Personenrufe
eine mediale Gedenktafel
(1993-1995)

Hervorgegangen ist das Projekt aus einer Idee aus dem Jahr 1992 , bei dem fiktive Personenrufe im öffentlichen Raum, über Lautsprecheranlagen ausgestrahlt werden sollten. Für den Verein TRANSIT wurde das Konzept bezogen auf die Massenmedien Radio und Fernsehen, den öffentlichen Raum, und nun WWW, weiterentwickelt. Dabei sollten Einschaltungen im Radio, Fernsehen, elektronische Aktionen sowie Plakate in Bahnhöfen, Flughäfen etc. entstehen. Es war uns ein Anliegen, daß der Rezipient die gerufenen Personen nicht sofort als Opfer des Nazionalsozialistischen Regimes "erkannte", dies sollte erst nach und nach und bei genauerem Hinhören/sehen klar werden. Der gezielte Eingriff in einen medialen Vorgang (eine "mediale" Perzeption) war genauso wesentlich wie die Arbeit mit dem aufgefundenen Material. Dabei mußte, da es sich hier um ein künstlerisches Projekt handelt, einerseits eine Abgrenzung zu einer rein historischen Aufarbeitung gezogen werden, andererseits sollte die Aktion auf keinen Fall als didaktisch bzw. politisch-moralisch mißverstanden werden können. Es mußte daher eine Form, die die Möglichkeiten zur künstlerischen "Verschlüsselung" der Personendaten in diesem Sinne ermöglichte, gefunden werden.
Der Hinweis auf die Rotkreuzlisten die nach dem Krieg im Radio verlesen wurden, war die entscheidende Anregung für die Form der "Personenrufe". Mit den Listen war eine Form gefunden die einerseits direkten Bezug zum Massenmedium hatte und die uns andererseits die Möglichkeiten zur Verschlüsselung, zur Irritation, zur Fiktion gab.
Der nächste Arbeitsschritt war die Adaption dieser Form auf die verschiedenen Medien (Radioeinschaltungen, Fernseheinschaltungen, Plakate, Computernetzwerk, Bildschirmtext, ).

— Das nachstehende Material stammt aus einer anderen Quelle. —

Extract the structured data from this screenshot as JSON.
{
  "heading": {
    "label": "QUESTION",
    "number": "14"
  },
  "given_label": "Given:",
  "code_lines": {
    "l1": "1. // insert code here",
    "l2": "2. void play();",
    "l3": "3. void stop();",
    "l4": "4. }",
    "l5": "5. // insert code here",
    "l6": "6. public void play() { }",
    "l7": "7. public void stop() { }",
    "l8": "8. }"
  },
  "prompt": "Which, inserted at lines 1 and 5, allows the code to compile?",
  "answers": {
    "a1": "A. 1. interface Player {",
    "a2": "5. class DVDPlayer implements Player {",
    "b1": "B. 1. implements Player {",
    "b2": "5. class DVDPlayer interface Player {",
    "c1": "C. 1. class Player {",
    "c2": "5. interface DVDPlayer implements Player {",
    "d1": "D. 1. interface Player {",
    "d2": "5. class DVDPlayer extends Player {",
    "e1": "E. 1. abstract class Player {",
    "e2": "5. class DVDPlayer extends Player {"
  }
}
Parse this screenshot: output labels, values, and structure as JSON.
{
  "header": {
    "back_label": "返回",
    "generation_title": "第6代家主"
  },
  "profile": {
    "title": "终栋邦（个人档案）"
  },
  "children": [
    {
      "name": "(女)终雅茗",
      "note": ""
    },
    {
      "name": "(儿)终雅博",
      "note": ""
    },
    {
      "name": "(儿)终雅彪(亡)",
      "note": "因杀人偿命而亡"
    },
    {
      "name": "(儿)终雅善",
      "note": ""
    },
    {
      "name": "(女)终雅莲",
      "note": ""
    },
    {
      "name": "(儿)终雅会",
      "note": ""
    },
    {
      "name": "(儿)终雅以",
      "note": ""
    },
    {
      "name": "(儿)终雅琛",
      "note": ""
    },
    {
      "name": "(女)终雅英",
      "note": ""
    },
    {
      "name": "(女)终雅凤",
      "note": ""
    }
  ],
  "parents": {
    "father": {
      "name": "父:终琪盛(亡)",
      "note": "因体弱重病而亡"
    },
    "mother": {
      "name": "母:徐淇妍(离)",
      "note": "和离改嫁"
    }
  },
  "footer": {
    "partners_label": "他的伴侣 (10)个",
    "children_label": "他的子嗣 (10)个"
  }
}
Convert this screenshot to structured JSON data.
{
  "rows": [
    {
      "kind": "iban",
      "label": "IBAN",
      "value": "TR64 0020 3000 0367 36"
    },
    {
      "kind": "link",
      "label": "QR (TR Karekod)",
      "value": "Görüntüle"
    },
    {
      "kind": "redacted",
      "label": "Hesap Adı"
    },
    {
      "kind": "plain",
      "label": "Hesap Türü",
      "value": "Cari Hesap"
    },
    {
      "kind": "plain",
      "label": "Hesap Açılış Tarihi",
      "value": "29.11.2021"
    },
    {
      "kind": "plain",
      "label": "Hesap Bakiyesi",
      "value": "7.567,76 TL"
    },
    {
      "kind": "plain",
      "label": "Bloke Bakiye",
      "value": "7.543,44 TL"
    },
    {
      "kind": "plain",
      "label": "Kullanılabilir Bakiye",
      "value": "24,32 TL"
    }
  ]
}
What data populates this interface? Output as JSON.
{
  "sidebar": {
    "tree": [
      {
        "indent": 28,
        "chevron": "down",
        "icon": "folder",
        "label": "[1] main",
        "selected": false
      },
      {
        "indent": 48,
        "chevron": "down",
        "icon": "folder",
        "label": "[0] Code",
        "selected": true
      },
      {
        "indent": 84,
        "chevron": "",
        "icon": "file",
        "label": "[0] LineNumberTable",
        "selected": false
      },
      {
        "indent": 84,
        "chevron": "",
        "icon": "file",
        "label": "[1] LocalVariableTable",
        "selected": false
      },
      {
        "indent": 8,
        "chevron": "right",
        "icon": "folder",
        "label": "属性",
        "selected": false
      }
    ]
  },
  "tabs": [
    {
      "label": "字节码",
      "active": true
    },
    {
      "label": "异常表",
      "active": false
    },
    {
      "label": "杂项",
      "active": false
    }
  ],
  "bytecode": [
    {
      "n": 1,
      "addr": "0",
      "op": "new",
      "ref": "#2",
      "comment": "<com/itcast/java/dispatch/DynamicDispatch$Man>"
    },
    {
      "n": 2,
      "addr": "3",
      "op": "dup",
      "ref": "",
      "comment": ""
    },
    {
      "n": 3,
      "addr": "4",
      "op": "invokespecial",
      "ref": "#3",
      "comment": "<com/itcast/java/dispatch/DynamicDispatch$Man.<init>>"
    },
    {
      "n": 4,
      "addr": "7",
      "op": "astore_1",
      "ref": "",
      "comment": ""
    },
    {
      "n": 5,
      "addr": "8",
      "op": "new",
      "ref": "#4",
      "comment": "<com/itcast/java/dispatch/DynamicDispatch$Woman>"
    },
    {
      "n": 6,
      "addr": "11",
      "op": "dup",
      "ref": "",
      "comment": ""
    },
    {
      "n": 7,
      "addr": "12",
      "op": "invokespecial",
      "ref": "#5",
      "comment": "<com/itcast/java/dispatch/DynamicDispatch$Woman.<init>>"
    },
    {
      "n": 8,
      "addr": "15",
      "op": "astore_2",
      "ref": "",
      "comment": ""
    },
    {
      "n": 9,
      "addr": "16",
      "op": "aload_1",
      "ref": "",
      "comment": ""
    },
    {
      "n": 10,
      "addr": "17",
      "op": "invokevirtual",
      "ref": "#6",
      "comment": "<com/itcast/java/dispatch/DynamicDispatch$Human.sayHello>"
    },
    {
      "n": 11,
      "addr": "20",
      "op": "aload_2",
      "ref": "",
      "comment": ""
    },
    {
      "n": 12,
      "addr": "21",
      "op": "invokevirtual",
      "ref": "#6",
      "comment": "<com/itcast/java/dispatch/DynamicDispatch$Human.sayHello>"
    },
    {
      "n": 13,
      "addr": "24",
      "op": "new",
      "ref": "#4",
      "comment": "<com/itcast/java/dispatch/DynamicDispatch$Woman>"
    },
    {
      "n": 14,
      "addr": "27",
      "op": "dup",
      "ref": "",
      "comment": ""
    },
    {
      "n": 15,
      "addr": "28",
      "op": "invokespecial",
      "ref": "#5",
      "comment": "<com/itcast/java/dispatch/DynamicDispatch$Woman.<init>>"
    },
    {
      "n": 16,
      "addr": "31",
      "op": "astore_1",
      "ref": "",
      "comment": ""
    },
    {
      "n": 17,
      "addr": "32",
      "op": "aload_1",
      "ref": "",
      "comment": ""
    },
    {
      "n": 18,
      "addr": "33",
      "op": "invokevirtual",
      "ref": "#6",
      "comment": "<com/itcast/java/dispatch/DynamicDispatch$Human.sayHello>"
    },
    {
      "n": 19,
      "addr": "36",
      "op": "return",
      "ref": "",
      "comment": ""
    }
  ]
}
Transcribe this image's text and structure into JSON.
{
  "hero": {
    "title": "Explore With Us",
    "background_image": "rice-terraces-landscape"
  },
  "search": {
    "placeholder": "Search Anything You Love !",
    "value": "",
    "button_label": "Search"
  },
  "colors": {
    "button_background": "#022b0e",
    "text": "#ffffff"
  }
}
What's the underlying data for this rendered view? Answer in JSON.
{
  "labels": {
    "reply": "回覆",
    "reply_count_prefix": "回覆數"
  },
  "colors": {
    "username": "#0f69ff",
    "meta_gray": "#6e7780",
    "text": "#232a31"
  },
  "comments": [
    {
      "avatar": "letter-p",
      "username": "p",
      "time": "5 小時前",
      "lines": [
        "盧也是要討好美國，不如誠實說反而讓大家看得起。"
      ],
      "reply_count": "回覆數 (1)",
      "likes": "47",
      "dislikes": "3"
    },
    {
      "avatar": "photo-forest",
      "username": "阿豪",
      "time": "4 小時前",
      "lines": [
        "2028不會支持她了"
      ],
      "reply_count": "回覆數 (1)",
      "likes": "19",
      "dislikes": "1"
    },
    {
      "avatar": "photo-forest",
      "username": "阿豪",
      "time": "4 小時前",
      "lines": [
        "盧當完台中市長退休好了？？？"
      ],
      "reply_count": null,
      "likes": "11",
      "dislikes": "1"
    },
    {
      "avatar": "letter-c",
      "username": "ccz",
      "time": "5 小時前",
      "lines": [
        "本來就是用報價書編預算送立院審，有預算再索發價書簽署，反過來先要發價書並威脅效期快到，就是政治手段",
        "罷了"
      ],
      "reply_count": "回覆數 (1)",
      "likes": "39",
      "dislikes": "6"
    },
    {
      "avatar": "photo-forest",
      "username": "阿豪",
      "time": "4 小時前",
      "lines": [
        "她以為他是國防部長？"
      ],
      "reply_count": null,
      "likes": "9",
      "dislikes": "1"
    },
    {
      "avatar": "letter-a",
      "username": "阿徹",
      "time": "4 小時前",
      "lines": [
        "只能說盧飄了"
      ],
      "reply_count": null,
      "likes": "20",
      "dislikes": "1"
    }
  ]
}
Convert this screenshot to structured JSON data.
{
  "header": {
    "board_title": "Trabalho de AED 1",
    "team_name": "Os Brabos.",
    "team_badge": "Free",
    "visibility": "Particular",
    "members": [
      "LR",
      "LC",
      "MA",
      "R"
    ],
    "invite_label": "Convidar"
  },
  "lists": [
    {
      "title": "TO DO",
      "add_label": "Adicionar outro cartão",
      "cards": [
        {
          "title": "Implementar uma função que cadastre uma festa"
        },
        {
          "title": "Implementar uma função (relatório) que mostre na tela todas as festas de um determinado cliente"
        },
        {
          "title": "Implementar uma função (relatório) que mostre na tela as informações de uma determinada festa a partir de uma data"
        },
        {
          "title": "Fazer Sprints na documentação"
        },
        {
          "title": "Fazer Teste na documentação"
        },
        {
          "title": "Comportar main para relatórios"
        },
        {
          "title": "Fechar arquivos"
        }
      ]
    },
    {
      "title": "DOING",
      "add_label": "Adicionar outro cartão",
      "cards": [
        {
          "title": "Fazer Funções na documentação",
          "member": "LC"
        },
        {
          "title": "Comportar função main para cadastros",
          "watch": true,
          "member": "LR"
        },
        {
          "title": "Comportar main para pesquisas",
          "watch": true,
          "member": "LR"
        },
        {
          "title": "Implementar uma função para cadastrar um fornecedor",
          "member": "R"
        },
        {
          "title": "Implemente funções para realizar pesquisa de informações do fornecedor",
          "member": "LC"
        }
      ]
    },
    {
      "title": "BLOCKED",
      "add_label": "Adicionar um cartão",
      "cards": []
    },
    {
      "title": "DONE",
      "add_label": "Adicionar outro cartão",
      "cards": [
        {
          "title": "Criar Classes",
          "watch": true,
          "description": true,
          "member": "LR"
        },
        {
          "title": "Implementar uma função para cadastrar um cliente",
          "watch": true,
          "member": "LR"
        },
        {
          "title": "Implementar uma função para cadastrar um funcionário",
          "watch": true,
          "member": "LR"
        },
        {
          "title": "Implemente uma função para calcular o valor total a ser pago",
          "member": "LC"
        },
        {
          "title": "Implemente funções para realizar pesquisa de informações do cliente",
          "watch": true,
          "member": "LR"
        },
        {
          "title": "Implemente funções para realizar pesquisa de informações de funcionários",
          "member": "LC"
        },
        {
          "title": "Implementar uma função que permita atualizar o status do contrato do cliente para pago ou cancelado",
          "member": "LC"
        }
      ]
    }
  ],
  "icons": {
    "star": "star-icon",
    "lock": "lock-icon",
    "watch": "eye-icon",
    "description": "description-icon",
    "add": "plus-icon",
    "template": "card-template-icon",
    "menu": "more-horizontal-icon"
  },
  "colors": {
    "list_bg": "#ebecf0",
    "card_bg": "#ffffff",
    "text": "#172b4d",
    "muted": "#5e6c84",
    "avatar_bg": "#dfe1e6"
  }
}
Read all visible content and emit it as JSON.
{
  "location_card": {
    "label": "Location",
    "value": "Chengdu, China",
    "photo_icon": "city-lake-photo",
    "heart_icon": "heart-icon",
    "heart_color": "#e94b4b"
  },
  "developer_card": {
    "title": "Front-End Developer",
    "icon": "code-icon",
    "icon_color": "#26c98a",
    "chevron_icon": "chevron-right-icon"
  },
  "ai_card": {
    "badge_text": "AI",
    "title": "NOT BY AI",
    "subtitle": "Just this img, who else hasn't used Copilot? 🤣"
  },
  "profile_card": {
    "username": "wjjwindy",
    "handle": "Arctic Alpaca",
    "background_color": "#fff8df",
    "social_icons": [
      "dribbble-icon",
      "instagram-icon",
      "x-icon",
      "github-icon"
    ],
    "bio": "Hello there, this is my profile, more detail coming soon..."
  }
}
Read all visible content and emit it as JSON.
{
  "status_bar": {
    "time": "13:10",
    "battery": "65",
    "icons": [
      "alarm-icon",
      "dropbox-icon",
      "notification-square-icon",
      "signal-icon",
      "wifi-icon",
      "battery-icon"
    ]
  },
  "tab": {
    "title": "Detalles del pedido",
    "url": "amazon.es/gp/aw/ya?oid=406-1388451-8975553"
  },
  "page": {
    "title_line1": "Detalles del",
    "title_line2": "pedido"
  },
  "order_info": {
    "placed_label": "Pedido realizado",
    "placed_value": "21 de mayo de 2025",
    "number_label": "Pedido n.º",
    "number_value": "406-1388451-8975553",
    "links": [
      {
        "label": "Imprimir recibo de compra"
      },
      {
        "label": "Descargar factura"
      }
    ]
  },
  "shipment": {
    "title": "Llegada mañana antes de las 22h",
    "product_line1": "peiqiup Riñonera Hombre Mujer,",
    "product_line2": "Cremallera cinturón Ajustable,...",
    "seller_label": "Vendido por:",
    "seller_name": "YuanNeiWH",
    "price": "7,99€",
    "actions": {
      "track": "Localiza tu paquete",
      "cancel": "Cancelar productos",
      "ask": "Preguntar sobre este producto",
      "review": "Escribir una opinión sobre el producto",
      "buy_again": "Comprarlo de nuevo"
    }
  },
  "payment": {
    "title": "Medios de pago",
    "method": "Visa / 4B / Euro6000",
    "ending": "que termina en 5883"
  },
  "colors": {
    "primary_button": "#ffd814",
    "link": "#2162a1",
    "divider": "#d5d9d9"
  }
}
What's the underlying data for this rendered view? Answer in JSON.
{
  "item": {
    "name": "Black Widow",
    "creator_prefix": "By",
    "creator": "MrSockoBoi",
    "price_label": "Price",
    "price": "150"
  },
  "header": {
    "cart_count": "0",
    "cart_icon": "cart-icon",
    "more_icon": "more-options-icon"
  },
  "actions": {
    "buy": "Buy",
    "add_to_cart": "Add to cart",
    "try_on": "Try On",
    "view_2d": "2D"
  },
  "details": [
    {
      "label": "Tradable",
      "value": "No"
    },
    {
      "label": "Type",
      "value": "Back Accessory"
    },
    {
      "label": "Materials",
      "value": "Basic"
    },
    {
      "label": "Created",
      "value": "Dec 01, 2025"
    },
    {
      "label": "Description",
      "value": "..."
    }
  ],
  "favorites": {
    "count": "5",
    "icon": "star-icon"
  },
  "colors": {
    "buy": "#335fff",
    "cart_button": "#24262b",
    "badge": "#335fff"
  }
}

In einschlägiger Fachliteratur und im Dokumentaionsarchiv des österreichischen Widerstandes wurde nach geeigneten Personendaten recherchiert. Da es keine systematische Erfassung von Opfern gibt mußten Namen und biographische Daten mühsam aus Gerichtsakten, Berichten, aus Aufzeichnungen von Institutionen und Vereinigungen wie Gewerkschaften, Parteien, Bundesbahnen etc. herausgesucht und exzerpiert werden. Hierbei wurden vor allem unbekannte, anonyme Personen ausgewählt, wiewohl einige "prominente" Namen eingestreut wurden, um den Erkennungswert zu steigern. (z.B. Franz Jägerstätter) Auf diese Weise wurden die 160 Namen, die die Personenrufe derzeit umfassen, zum Teil mit Adressen und Datum des Verschwindens bzw. der Deportation oder Emigration ausgewählt.
Als eine logische Folge der bisherigen Aktivitäten wird das Projekt nun für das WWW als Personenrufe Online weiterentwickelt.. Das Medium scheint uns hervorragend geeignet alle bisherigen, sich über verschiedene Medien erstreckende Aktivitäten zu dokumentieren, aber auch neue, medienimmanete, Aspekte herauszuarbeiten. Vor allem die in der frühen Projektphase vorgesehene Einbeziehung von Bildmaterial und die Möglichkeit des Feedbacks via E-Mail (als "sachdienliche Hinweise" über den Verbleib von genannten Personen) soll dabei weiterentwicket werden. Auch aus diesem Grund kann diese Arbeit nur als ein "Work in Progress" verstanden werden.